Bats search out prey and fly in dark night by emitting and detecting reflections of ultrasonic waves. The method used by some animals like bats, tortoises and dolphins to locate the objects by hearing the echoes of their ultrasonic squeaks is known as echolocation.

Bats emit high frequency or high pitched ultrasonic squeaks while flying and listen to the echoes produced by reflection of their squeaks from the obstacles or prey in their path. From the time taken by the echo to be heard, bats can determine the distance of the obstacle or prey and can avoid the obstacle by changing the direction or catch the prey.

Human Ear

The ears are the sense organs which helps us in hearing sound. It allows us to convert pressure variations in air with audible frequencies into electric signals which travel to the brain via auditory nerve.

(i):- Outer Ear It consists of a broad part pinna and about 3 cm long passage ear canal. At the end of ear canal, a thin, elastic and circular membrane, eardrum is present, which is also called tympanum or tympanic membrane.

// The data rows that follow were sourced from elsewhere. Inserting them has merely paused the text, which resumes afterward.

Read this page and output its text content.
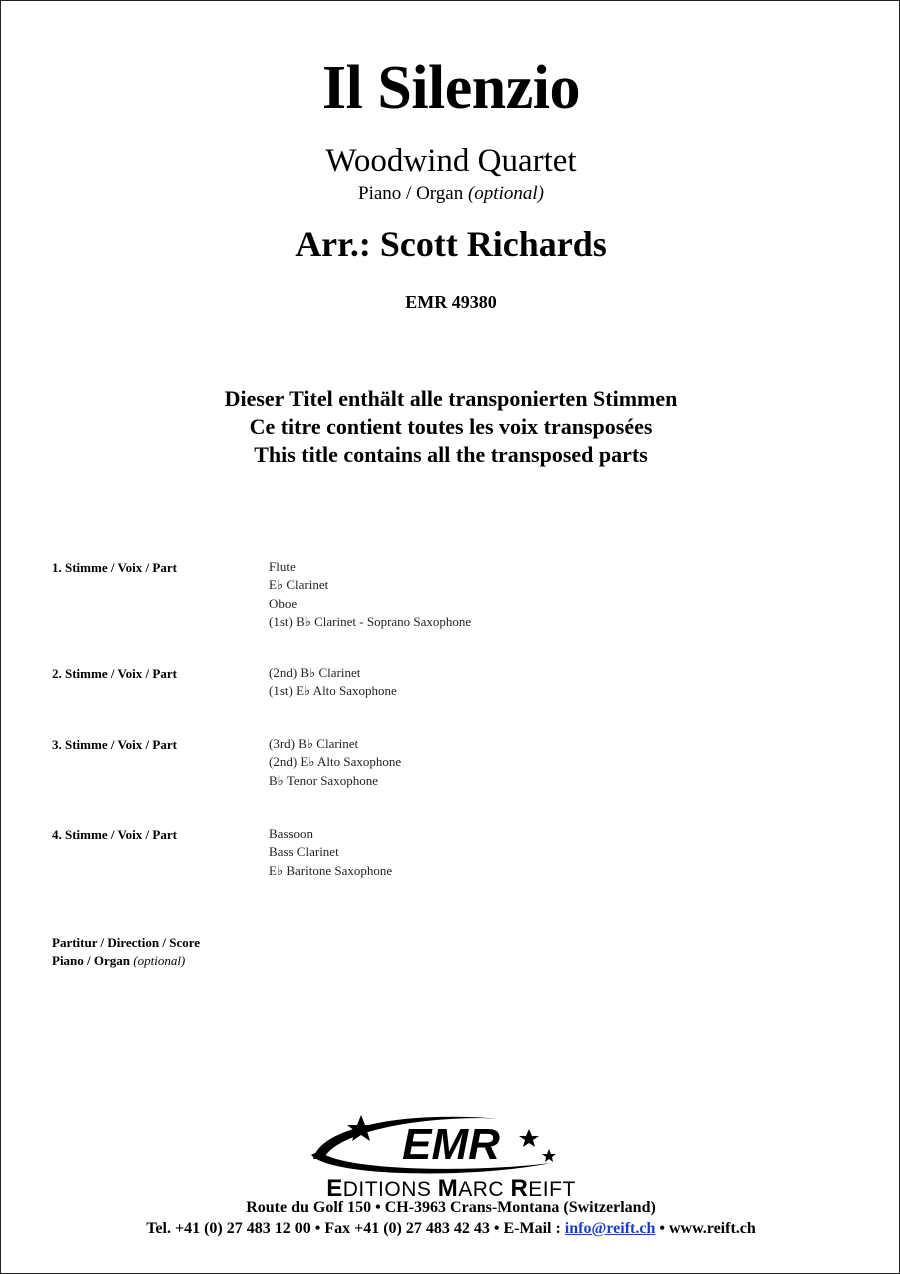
Il Silenzio
Woodwind Quartet
Piano / Organ (optional)
Arr.: Scott Richards
EMR 49380
Dieser Titel enthält alle transponierten Stimmen
Ce titre contient toutes les voix transposées
This title contains all the transposed parts
1. Stimme / Voix / Part	Flute
E♭ Clarinet
Oboe
(1st) B♭ Clarinet - Soprano Saxophone
2. Stimme / Voix / Part	(2nd) B♭ Clarinet
(1st) E♭ Alto Saxophone
3. Stimme / Voix / Part	(3rd) B♭ Clarinet
(2nd) E♭ Alto Saxophone
B♭ Tenor Saxophone
4. Stimme / Voix / Part	Bassoon
Bass Clarinet
E♭ Baritone Saxophone
Partitur / Direction / Score
Piano / Organ (optional)
EMR
EDITIONS MARC REIFT
Route du Golf 150 • CH-3963 Crans-Montana (Switzerland)
Tel. +41 (0) 27 483 12 00 • Fax +41 (0) 27 483 42 43 • E-Mail : info@reift.ch • www.reift.ch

(ii):- Middle Ear contains three small bones – hammer, anvil and stirr up, which are connected with each other. One end of hammer is touching the eardrum and the free end of stir up is touched to oval-window of inner ear. The lower part of middle ear has a narrow tube, Eustachian tube going to the throat. It ensures that the air pressure inside the middle ear is the same as that on the outside.

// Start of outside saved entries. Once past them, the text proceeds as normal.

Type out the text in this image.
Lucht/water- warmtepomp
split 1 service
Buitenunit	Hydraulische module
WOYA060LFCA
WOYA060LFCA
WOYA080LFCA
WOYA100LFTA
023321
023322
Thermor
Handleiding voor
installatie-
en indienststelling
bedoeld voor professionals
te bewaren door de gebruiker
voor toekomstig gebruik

(iii):- Inner Ear has a coiled tube, cochlea.  One side of cochlea is connected to middle ear through elastic membrane over the oval window. A liquid is filled in cochlea, which contains nerve cells that are sensitive to sound. The other side of cohlea is connecred to auditory nerve going into the brain.

Hearing Aid

This is a device used by people who are hard of hearing. It receives sound through a microphone which converts the sound waves to electrical signals.

These electrical signals are amplified by an amplifier. The amplified electrical signals are given to a speaker of the hearing aid. Which converts the amplified electrical signals to sound.


Working of Human Ear

Pinna collects the sound waves from the surroundings. These collected sound waves pass through the car canal (auditory canal) and fall on the eardrum (tympanum) or tympanic membrane. Since, sound waves are longitudinal waves, these waves consists of compressions (high pressure regions) and rarefactions (low pressure regions). When a compression of the medium reaches the eardrum the pressure on the outside of the membrane (eardrum) increases and forces increases and forces the eardrum inward. Similarly, when the rarefaction of sound wave falls on the eardrum, the pressure on the outside of the membrane (eardrum) decreases and it moves outward. In this way, when sound waves fall on the eardrum, it starts vibrating back and forth rapidly.

These vibrations are amplifies several times by the three bones (hammer, anvil and strip) in the middle ear and then passes to the liquid in the cochlea. Due to this, the liquid in the cochlea begins to vibrate and the cochlea. These electrical signals are carried by auditory nerve to the brain. The brain interprets them as sound and we get the sensation of hearing.